Newfangled #20: Why Elon Musk is Like My Dad
On the Future of Work, Bosco and his big stick, replacing social media with books and Gallium Nitride.
This is a special father’s day edition. I have gone a bit off-piste but bear with me. This is all about why Elon Musk is behaving like my Dad.
My Dad is deeply suspicious of storing anything in The Cloud. He sees The Cloud as some newfangled thing that he wants nothing to do with. In his world, it is best to store everything on a hard drive or local server. He has no interest in learning about The Cloud. He does not want to engage in conversation about any potential benefits of The Cloud. He has only recently started trusting Direct Debits from his bank account and that is enough progress for him for a decade or at least until his smartphone starts obeying him.
As a sidebar, this is also a really interesting test on whether anyone I share a gene pool with reads this newsletter.
Following my Dad’s philosophy, Elon Musk is deeply suspicious of working from home. He sees working from home as some newfangled thing that only work-shy employees would engage in:
In his world, it is best to monitor people by seeing them sitting at physical desks in expensive offices. He has no interest in learning about working from home. He does not want to engage in conversation about any potential benefits of working from home. 1
He has only recently started realising that tunnels aren’t very efficient solutions to traffic problems and that he has a “super bad feeling” about the economy right now.
Conversely, Twitter has told its employees that they can work from home forever:
But I guess in Dad, sorry, Elon’s mind, Twitter’s employees haven’t been working hard enough from home on the bot problem that is the reason he is buying Twitter but now doesn’t want to buy Twitter because they have too many bot accounts. Keeping up? No, me neither.2 By the time I publish this the situation will have undoubtedly changed again.
Why are you talking about your Dad and Elon? Where’s the newfangled business model stuff?
What if we look at working from home as a business opportunity?
It’s replacing city centre real estate with collaboration tools or software as a service (in The Cloud, sorry Dad).
It’s potentially enabling better talent — mostly women with caring responsibilities — to remain in the workforce. By the way, my Dad always did the school run, having a more flexible schedule than my Mum. Definitely ahead of his time on the gender roles front. Kudos to him.
A life expectancy increases, we are going to be working longer and working from home is an enabler for an older workforce, again more talent in the staffing pool.
So, there has to be a way of realising the business opportunity.
As any management consultant knows, if you present Option A and Option B to a client, they always want option AB (or BA if you try to be smart and present AB as a third option) i.e. Hybrid. So, the answer is going to be Hybrid working.
There’s an argument that says face time in the office is good to secure promotions, as Prof Scott Galloway says:
[T]he promotion will go to whomever has the best relationship with the decider 3
But that only works if the boss is in the office too, which is often not the case, as there is a “large and growing disconnect” between work flexibility for executives and non-executive staff.4
This is really an issue of visibility. If you think this can’t be managed online, then I implore you to look at all the TikTok and Instagram influencers out there who are making themselves visible for profit.
And then there are the challenges of trust, collaboration and connection in the workplace. Yes, face-to-face is a solution. But is it the best solution? We’ve all been to a meeting that could have been an email. We’ve all received emails that could have been a thread on Slack.
Either way, the future of work is about being more human not less but perhaps not sitting next to each other every day.

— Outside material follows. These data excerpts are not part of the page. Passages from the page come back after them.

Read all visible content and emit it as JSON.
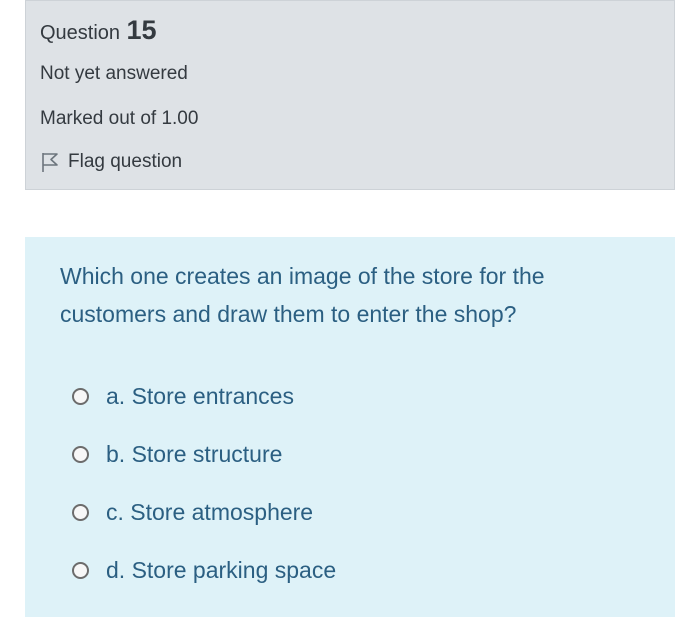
{
  "question_info": {
    "question_word": "Question",
    "question_number": "15",
    "state": "Not yet answered",
    "grade": "Marked out of 1.00",
    "flag_label": "Flag question",
    "flag_icon": "flag-outline-icon"
  },
  "question": {
    "text": "Which one creates an image of the store for the customers and draw them to enter the shop?",
    "answers": [
      {
        "label": "a. Store entrances",
        "selected": false
      },
      {
        "label": "b. Store structure",
        "selected": false
      },
      {
        "label": "c. Store atmosphere",
        "selected": false
      },
      {
        "label": "d. Store parking space",
        "selected": false
      }
    ]
  },
  "colors": {
    "info_background": "#dee2e6",
    "formulation_background": "#def2f8",
    "question_text": "#2b5f82",
    "info_text": "#343a40"
  }
}
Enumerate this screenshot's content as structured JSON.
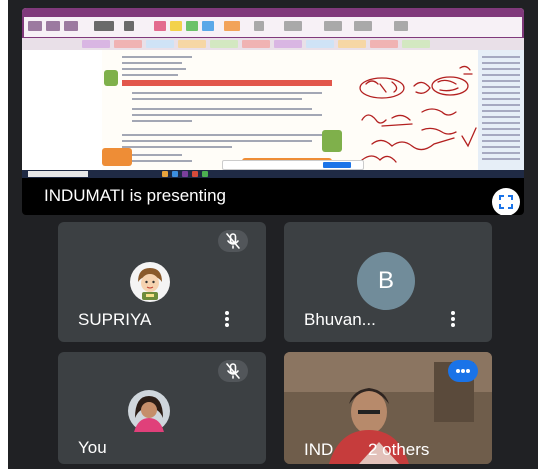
{
  "presentation": {
    "presenter_text": "INDUMATI is presenting",
    "fullscreen_icon": "fullscreen-icon"
  },
  "tiles": [
    {
      "name": "SUPRIYA",
      "muted": true,
      "avatar": "cartoon-photo"
    },
    {
      "name": "Bhuvan...",
      "muted": false,
      "avatar_letter": "B",
      "avatar_color": "#718c9a"
    },
    {
      "name": "You",
      "muted": true,
      "avatar": "profile-photo"
    },
    {
      "name": "IND",
      "others": "2 others",
      "speaking": true
    }
  ],
  "colors": {
    "background": "#202124",
    "tile": "#3c4043",
    "accent": "#1a73e8"
  }
}
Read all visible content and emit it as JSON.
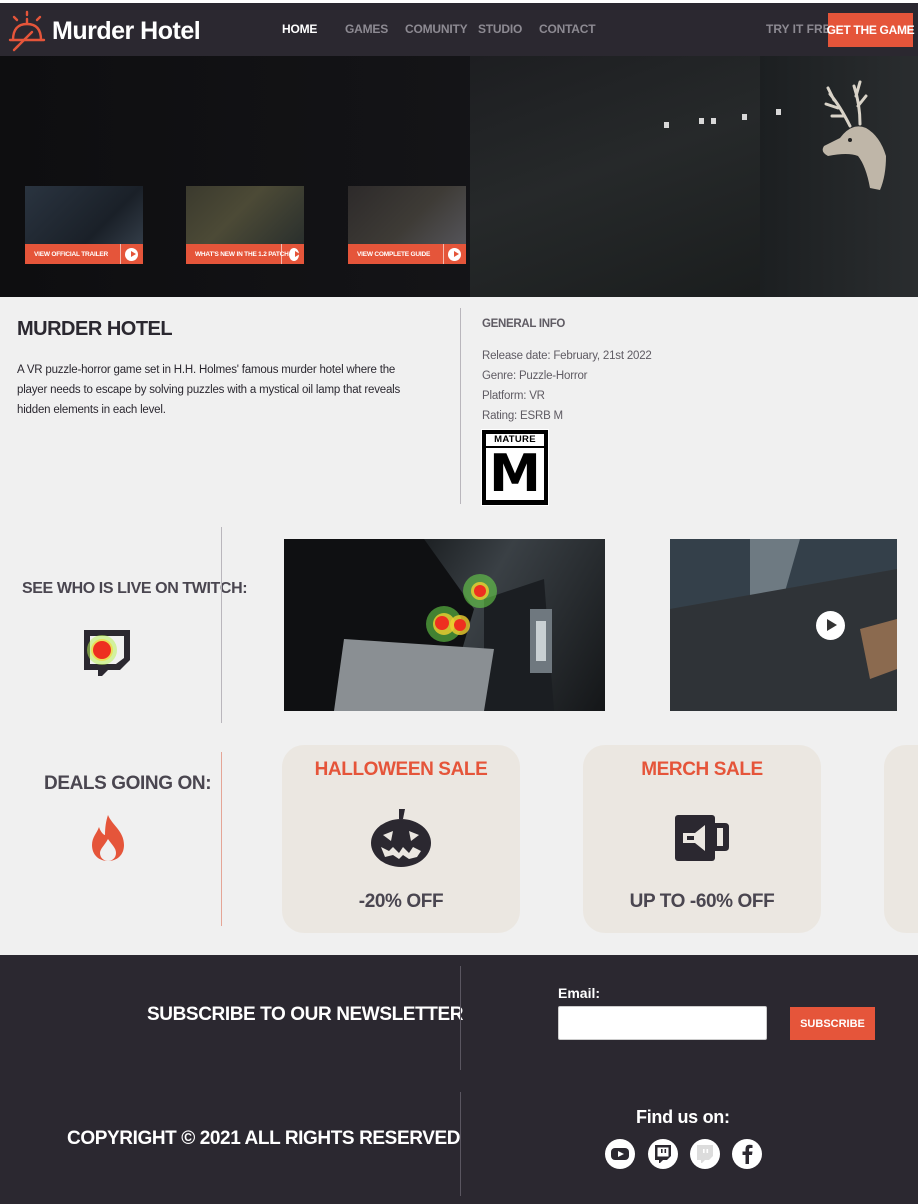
{
  "brand": {
    "name": "Murder Hotel",
    "accent": "#e5553a",
    "dark": "#2b2830"
  },
  "nav": {
    "links": [
      "HOME",
      "GAMES",
      "COMUNITY",
      "STUDIO",
      "CONTACT"
    ],
    "active": "HOME",
    "try_free": "TRY IT FREE",
    "get_game": "GET THE GAME"
  },
  "hero": {
    "thumbnails": [
      {
        "label": "VIEW OFFICIAL TRAILER"
      },
      {
        "label": "WHAT'S NEW IN THE 1.2 PATCH"
      },
      {
        "label": "VIEW COMPLETE GUIDE"
      }
    ]
  },
  "game": {
    "title": "MURDER HOTEL",
    "description": "A VR puzzle-horror game set in H.H. Holmes' famous murder hotel where the player needs to escape by solving puzzles with a mystical oil lamp that reveals hidden elements in each level."
  },
  "general_info": {
    "title": "GENERAL INFO",
    "release": "Release date: February, 21st 2022",
    "genre": "Genre: Puzzle-Horror",
    "platform": "Platform: VR",
    "rating": "Rating: ESRB M",
    "esrb_top": "MATURE",
    "esrb_letter": "M"
  },
  "twitch": {
    "label": "SEE WHO IS LIVE ON TWITCH:"
  },
  "deals": {
    "label": "DEALS GOING ON:",
    "cards": [
      {
        "title": "HALLOWEEN SALE",
        "offer": "-20% OFF",
        "icon": "pumpkin-icon"
      },
      {
        "title": "MERCH SALE",
        "offer": "UP TO -60% OFF",
        "icon": "mug-icon"
      }
    ]
  },
  "footer": {
    "newsletter_title": "SUBSCRIBE TO OUR NEWSLETTER",
    "email_label": "Email:",
    "subscribe": "SUBSCRIBE",
    "copyright": "COPYRIGHT © 2021 ALL RIGHTS RESERVED",
    "find_us": "Find us on:",
    "socials": [
      "youtube-icon",
      "twitch-icon",
      "twitch-icon",
      "facebook-icon"
    ]
  }
}
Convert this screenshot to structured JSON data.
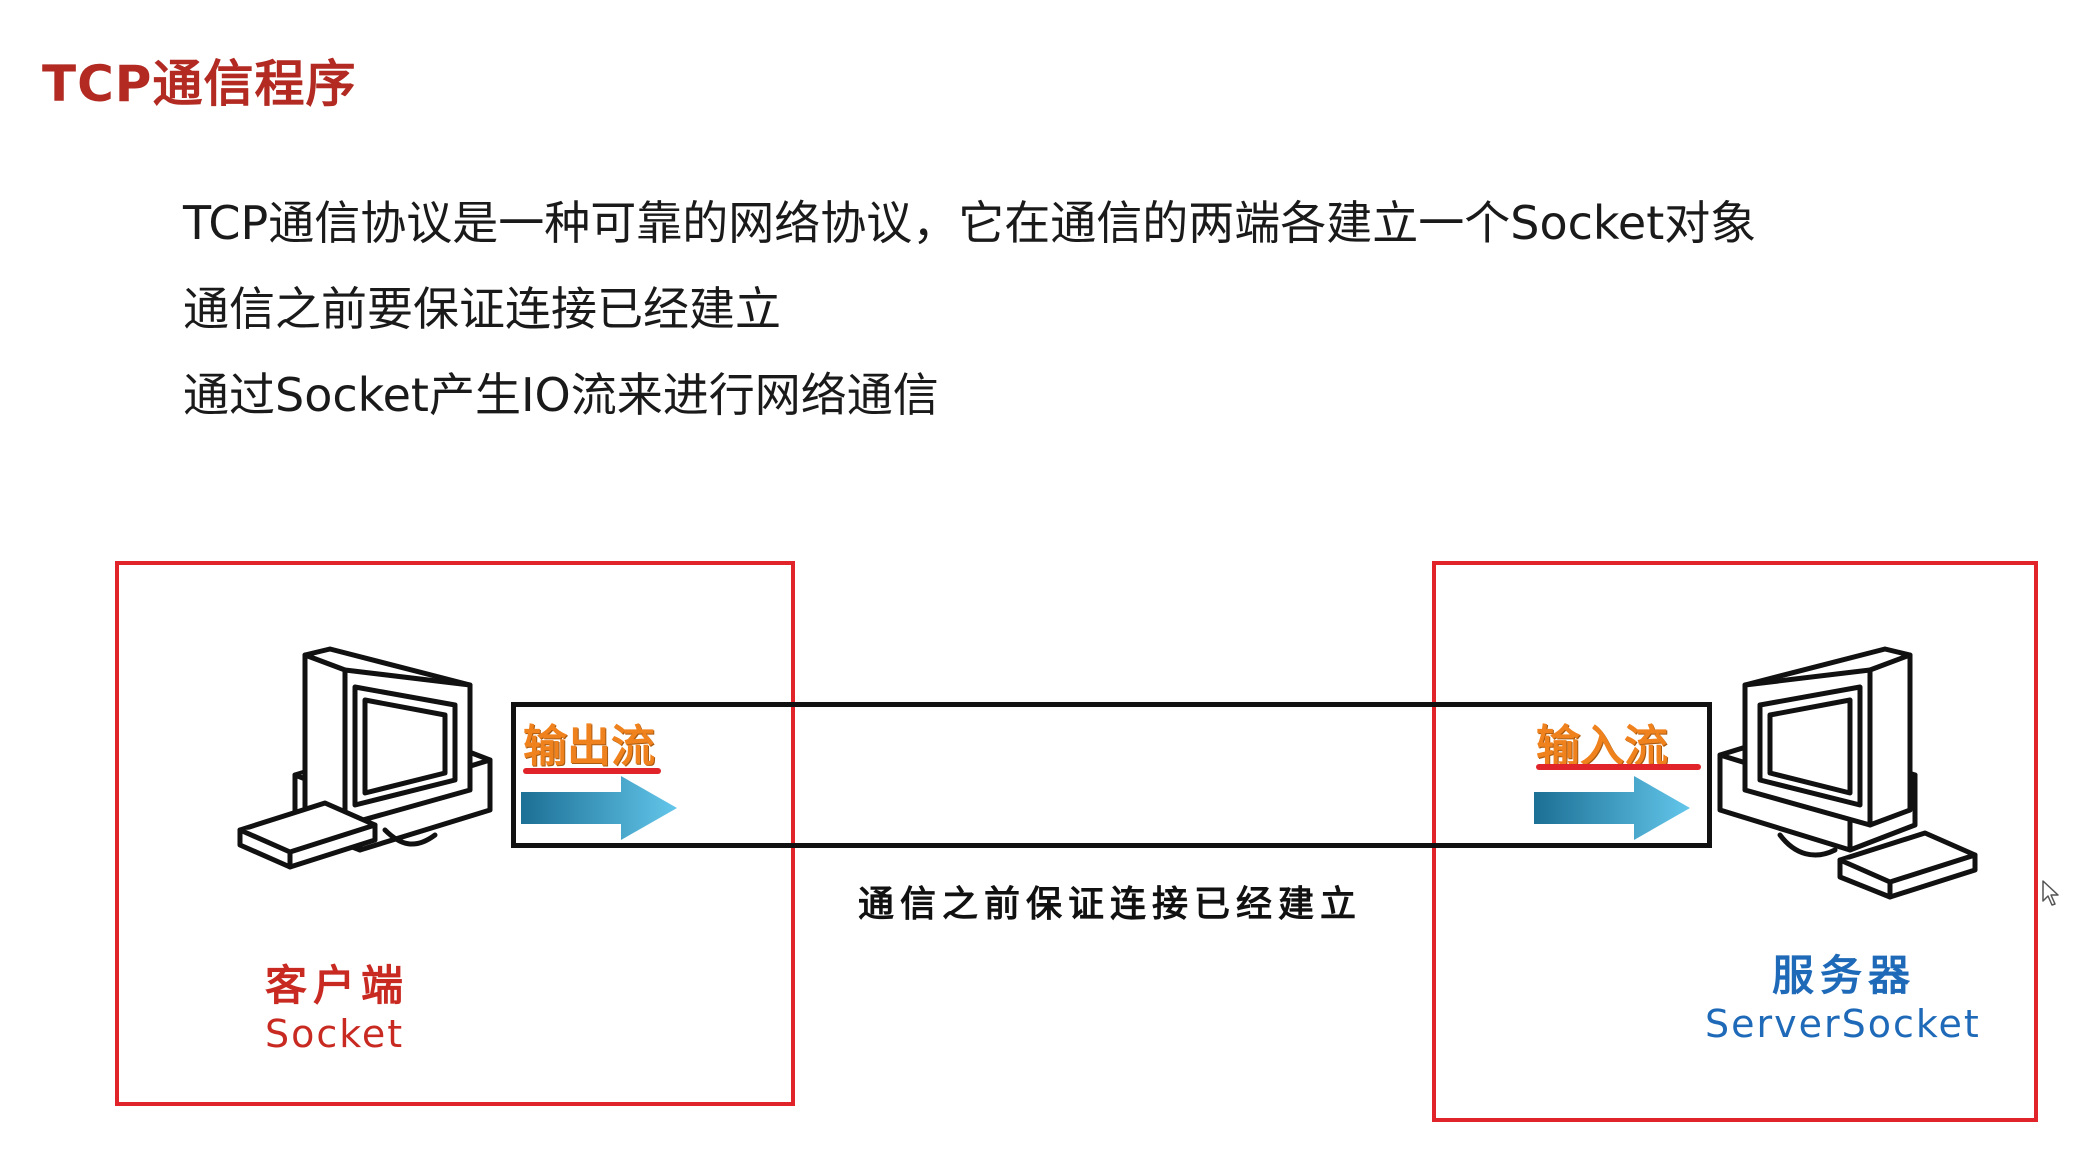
{
  "title": "TCP通信程序",
  "bullets": [
    "TCP通信协议是一种可靠的网络协议，它在通信的两端各建立一个Socket对象",
    "通信之前要保证连接已经建立",
    "通过Socket产生IO流来进行网络通信"
  ],
  "diagram": {
    "output_stream_label": "输出流",
    "input_stream_label": "输入流",
    "connection_caption": "通信之前保证连接已经建立",
    "client": {
      "name": "客户端",
      "socket": "Socket"
    },
    "server": {
      "name": "服务器",
      "socket": "ServerSocket"
    },
    "colors": {
      "title": "#b22a22",
      "frame": "#e0242a",
      "stream_label": "#f0821e",
      "arrow": "#3aaed8",
      "client_text": "#c82a22",
      "server_text": "#1f6ab8"
    },
    "icons": [
      "computer-icon",
      "arrow-right-icon",
      "mouse-cursor-icon"
    ]
  }
}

Let me know whether this resonates in the chat.
The Round-Up
What we’ve been watching?
My fave follow on TikTok so far is @boscoandhisbigstick. Thanks Gareth for the recco.
What we’ve been reading?
I have no time to read anymore - I’ve downloaded TikTok. Apparently, the average Tik Tok user could read 42 books a year if they switched formats. 35 for Facebook, 43 for Instagram, 22 for Twitter. Source here
What we’ve been enjoying?
Learning about new materials for electronics like Gallium Nitride which can replace silicon in electronics and save 50% of the energy used in everything from your iPhone/ Android Phone to huge data centres (back to The Cloud, again)
I think the issue is not necessarily a generational issue but is more a conservative vs liberal issue. There is a correlation between conservatism and age (people tend to get more conservative as they get older). I'm only 2 years younger than Elon Musk but I don't think like him. You and I are both Chemical Engineers by education. There is something about Chemical Engineering that seems to attract free thinkers :). I (probably like you) thought the pandemic had a great impact in that it forced conservatives to trial working practices that they never previously imagined could work as well as they did. Some conservatives still want to go back to the way things used to be not realising that the world has moved on.